Re the view that not having children is selfish. Surely the real selfish people are the ones who actually do have children, and then don't look after them? That way, people are harmed, whereas by not having children, while one doesn't bring a new life into the world, one doesn't harm anyone.
As for the idea that one should try having kids otherwise one won't experience it, I think that's a very good argument for decisions where one can turn back if it doesn't turn out well. Having children is a decision where there is no turning back and it shapes the rest of one's life- if it doesn't turn out well, tough.
I think the image that people who have children always end up better off, and those who don't sometimes regret it, is misleading Many people who have children do genuinely end up better off, but it's also something that a parent has to feel- if a parent has regrets about having kids, how is that going to reflect on the parent and pass over onto the kids? To ensure that they bring up their kids well, they will have to suppress any such regrets. People who don't have kids have no similar self-reinforcing mechanisms that prevent them from having regrets about it, so we end up with a misleading picture of how people feel about having children.
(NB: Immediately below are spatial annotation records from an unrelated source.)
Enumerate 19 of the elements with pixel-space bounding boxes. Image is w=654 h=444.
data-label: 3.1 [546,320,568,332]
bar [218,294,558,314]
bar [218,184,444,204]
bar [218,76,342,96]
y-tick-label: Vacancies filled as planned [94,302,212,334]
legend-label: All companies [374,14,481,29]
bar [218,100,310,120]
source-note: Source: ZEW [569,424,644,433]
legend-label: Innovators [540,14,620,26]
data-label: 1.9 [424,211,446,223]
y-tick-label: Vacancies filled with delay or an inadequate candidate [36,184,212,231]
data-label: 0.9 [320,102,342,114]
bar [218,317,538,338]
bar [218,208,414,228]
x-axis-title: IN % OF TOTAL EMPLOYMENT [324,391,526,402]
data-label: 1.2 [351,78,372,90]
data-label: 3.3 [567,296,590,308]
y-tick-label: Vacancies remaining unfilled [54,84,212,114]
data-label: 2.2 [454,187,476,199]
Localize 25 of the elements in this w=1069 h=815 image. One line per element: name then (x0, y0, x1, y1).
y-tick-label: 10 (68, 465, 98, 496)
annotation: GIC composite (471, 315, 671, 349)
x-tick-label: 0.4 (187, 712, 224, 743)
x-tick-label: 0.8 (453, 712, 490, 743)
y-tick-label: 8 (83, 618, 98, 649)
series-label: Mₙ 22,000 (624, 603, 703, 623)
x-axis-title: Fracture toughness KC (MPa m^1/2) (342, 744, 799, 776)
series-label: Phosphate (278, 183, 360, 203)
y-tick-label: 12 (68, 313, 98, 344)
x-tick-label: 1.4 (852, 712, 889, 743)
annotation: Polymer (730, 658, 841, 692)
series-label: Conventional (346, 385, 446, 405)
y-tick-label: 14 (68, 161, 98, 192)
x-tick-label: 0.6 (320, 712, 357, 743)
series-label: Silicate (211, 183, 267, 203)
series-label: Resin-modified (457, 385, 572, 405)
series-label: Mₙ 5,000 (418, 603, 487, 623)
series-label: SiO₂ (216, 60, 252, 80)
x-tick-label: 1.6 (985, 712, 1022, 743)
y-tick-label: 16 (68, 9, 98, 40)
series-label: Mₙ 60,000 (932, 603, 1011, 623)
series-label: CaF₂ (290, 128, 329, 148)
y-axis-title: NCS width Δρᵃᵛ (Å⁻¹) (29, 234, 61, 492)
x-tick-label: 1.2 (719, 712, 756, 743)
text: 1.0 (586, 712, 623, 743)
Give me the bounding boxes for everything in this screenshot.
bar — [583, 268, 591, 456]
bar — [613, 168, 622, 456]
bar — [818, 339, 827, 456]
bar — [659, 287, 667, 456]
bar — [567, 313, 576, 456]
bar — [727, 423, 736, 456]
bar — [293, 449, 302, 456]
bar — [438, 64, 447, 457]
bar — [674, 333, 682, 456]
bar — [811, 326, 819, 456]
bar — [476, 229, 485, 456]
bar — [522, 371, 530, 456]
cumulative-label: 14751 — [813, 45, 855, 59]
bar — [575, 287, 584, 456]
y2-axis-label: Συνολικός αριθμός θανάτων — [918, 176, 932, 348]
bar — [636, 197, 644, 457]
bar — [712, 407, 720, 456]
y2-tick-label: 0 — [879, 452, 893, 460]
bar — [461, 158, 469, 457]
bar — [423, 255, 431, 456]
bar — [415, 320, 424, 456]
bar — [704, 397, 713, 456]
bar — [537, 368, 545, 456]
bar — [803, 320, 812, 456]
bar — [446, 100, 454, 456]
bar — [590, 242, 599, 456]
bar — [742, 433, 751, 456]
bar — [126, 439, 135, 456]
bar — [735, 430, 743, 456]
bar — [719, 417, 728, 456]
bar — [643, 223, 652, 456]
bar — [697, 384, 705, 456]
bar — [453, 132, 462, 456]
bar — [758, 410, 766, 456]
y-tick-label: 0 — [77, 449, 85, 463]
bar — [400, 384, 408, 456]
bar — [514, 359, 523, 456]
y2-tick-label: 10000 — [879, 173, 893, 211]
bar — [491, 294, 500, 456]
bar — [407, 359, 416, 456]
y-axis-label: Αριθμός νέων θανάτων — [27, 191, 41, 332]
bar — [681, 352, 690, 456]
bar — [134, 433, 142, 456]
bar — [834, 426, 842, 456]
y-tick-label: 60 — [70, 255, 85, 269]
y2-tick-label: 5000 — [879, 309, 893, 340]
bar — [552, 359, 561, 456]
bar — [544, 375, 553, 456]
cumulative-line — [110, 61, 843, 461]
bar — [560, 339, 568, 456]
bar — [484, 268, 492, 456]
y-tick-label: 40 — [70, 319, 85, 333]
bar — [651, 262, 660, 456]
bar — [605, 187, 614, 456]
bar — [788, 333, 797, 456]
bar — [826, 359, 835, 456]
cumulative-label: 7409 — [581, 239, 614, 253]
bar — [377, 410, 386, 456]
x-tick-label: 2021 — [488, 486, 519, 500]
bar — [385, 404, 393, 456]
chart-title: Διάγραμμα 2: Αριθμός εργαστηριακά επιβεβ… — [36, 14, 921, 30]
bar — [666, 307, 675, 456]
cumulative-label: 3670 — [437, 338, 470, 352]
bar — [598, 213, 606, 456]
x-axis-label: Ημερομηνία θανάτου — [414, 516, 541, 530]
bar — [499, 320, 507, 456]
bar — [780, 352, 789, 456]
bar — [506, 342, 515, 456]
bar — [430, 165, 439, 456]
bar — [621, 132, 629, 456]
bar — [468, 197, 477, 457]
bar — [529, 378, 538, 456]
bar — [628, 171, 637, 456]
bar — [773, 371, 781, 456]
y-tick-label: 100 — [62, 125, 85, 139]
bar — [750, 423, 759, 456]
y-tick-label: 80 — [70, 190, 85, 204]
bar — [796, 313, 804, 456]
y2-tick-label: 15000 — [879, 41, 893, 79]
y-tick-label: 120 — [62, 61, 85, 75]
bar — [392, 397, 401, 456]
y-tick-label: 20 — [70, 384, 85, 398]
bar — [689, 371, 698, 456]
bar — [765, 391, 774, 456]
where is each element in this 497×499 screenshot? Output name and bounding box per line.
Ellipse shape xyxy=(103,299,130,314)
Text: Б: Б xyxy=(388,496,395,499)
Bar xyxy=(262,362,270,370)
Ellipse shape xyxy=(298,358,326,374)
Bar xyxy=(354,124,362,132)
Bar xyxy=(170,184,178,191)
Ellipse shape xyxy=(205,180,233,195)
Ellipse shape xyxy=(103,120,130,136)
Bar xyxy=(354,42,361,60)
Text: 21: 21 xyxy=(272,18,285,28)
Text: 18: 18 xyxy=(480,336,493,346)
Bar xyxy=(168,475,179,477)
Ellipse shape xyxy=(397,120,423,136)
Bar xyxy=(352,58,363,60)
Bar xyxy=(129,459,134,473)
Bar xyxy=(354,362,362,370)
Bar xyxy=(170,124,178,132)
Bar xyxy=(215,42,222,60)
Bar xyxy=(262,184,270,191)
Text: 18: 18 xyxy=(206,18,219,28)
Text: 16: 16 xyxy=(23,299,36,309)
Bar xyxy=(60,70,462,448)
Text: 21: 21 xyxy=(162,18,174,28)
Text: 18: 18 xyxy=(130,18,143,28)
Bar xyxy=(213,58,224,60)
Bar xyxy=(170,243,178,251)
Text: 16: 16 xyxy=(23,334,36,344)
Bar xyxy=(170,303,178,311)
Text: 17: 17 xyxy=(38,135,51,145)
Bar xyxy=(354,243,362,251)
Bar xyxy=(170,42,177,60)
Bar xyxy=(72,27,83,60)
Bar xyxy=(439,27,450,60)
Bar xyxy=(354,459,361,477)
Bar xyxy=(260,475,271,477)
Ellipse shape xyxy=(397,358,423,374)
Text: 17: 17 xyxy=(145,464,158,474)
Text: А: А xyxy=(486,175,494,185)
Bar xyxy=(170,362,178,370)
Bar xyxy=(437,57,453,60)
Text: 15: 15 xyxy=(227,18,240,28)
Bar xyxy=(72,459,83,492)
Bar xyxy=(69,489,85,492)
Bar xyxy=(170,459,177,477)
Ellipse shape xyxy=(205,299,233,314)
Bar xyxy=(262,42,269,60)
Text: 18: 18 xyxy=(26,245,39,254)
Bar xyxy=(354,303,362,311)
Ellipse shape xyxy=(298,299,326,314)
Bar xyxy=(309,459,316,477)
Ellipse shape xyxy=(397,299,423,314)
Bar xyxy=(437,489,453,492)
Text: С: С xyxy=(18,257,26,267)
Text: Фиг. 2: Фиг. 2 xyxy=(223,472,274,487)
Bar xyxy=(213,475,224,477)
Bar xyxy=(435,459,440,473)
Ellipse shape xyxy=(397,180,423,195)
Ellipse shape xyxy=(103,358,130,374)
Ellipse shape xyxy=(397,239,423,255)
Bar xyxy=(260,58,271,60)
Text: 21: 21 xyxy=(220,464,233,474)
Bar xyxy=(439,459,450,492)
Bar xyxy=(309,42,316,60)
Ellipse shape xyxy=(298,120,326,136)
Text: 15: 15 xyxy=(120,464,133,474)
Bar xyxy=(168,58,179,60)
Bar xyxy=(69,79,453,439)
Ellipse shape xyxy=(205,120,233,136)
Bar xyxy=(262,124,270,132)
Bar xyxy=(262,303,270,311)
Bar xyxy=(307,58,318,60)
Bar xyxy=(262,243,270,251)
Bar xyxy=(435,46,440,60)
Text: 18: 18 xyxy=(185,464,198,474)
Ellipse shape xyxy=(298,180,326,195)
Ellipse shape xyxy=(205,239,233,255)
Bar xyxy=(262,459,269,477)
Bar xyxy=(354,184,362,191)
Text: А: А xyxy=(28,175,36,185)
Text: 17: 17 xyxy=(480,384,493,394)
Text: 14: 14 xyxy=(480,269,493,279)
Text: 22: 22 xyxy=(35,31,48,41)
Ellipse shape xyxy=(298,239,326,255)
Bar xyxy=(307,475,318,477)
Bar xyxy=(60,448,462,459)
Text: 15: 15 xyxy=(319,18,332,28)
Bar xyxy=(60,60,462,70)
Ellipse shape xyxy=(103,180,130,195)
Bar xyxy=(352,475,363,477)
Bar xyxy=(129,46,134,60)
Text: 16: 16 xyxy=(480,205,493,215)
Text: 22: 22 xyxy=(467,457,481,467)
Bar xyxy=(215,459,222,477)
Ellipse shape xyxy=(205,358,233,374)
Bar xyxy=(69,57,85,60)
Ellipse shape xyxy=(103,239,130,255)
Some people also decide to have children because it's the done thing. I understand the argument that everyone decides things because they want to do them, and if they didn't want to do them they wouldn't, but social pressure is clever in that it attaches negative 'strings' to particular decisions. If I have a choice between doing A and being rejected (a common example of a negative 'string'), or choosing B and being accepted, I may choose B. From this, it follows that I don't want to do A, but my main reason may be fear of rejection.
I also feel, incidentally, that measures to increase birth rates in order to tackle the aging population problem are not a good long term solution. In the short term they may work, but in the long term, as the elderly population continues to grow, larger and larger birth rates will be required, presenting risk of an overpopulation spiral.
Disclaimer: I have nothing against people having children. I also retain an open mind to the possibility that I might change my mind when I am older, and have children. I can't say that I hate children either- indeed I have a reputation for being quite good with them. However, as things currently stand, I don't want to have children of my own, and there's a possibility that my stance will not change, no matter how un-PC it is.